Reaching The Finish Line, Returning To The Beginning
I started this report saying that humans have always needed to work to subsist, but that is a half-truth. In the beginning, the human being worked to subsist for his families and his community. Eventually, we stop doing so to work for money, for the enrichment of businesses and corporations. Indirectly, of course, we do it for our subsistence, but perhaps the fear we project on machines, which we have projected so many times, is not necessary.

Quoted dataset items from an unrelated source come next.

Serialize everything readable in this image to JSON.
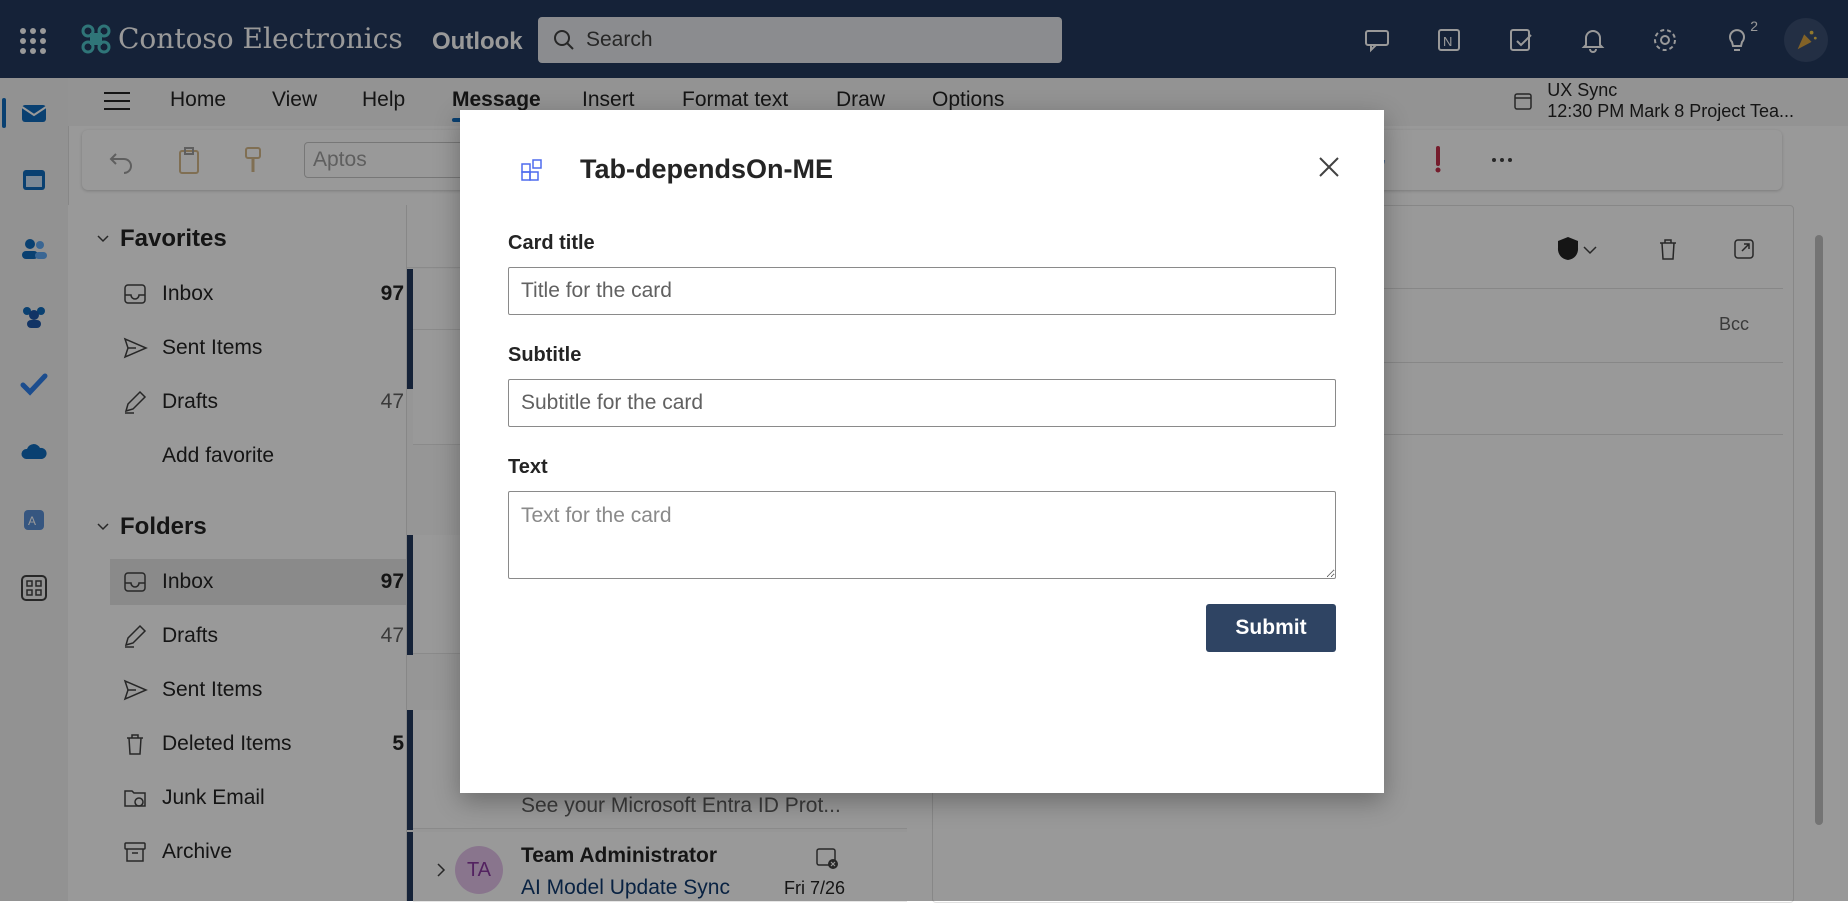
{
  "topbar": {
    "brand_name": "Contoso Electronics",
    "app_name": "Outlook",
    "search_placeholder": "Search",
    "tips_badge": "2"
  },
  "ribbon": {
    "tabs": [
      "Home",
      "View",
      "Help",
      "Message",
      "Insert",
      "Format text",
      "Draw",
      "Options"
    ],
    "active_tab": "Message",
    "font_name": "Aptos",
    "meeting_title": "UX Sync",
    "meeting_detail": "12:30 PM Mark 8 Project Tea..."
  },
  "folders": {
    "favorites_header": "Favorites",
    "favorites": [
      {
        "label": "Inbox",
        "count": "97"
      },
      {
        "label": "Sent Items",
        "count": ""
      },
      {
        "label": "Drafts",
        "count": "47"
      },
      {
        "label": "Add favorite",
        "count": ""
      }
    ],
    "folders_header": "Folders",
    "items": [
      {
        "label": "Inbox",
        "count": "97"
      },
      {
        "label": "Drafts",
        "count": "47"
      },
      {
        "label": "Sent Items",
        "count": ""
      },
      {
        "label": "Deleted Items",
        "count": "5"
      },
      {
        "label": "Junk Email",
        "count": ""
      },
      {
        "label": "Archive",
        "count": ""
      }
    ]
  },
  "messages": {
    "preview_1": "See your Microsoft Entra ID Prot...",
    "row_2": {
      "avatar": "TA",
      "sender": "Team Administrator",
      "subject": "AI Model Update Sync",
      "date": "Fri 7/26"
    }
  },
  "reading": {
    "bcc": "Bcc"
  },
  "modal": {
    "title": "Tab-dependsOn-ME",
    "card_title_label": "Card title",
    "card_title_placeholder": "Title for the card",
    "subtitle_label": "Subtitle",
    "subtitle_placeholder": "Subtitle for the card",
    "text_label": "Text",
    "text_placeholder": "Text for the card",
    "submit_label": "Submit"
  },
  "colors": {
    "topbar": "#243a5e",
    "accent": "#0f6cbd",
    "submit": "#2f4463"
  }
}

Perhaps we can trust that machines, if left free from corporate control, will be the impartial entity we do not find in ego-oriented humans. So, instead of fearing machines for things we do not understand, we may have to take advantage of them in a more integrated, impartial and fair society, while we worry, as before, about the livelihood of our families and communities, understanding what are their needs and how to cover them.
If we compete against machines in data processing capacity, in strength or precision, we are lost, but if we find a way to be more human with the help of machines, we all win the race.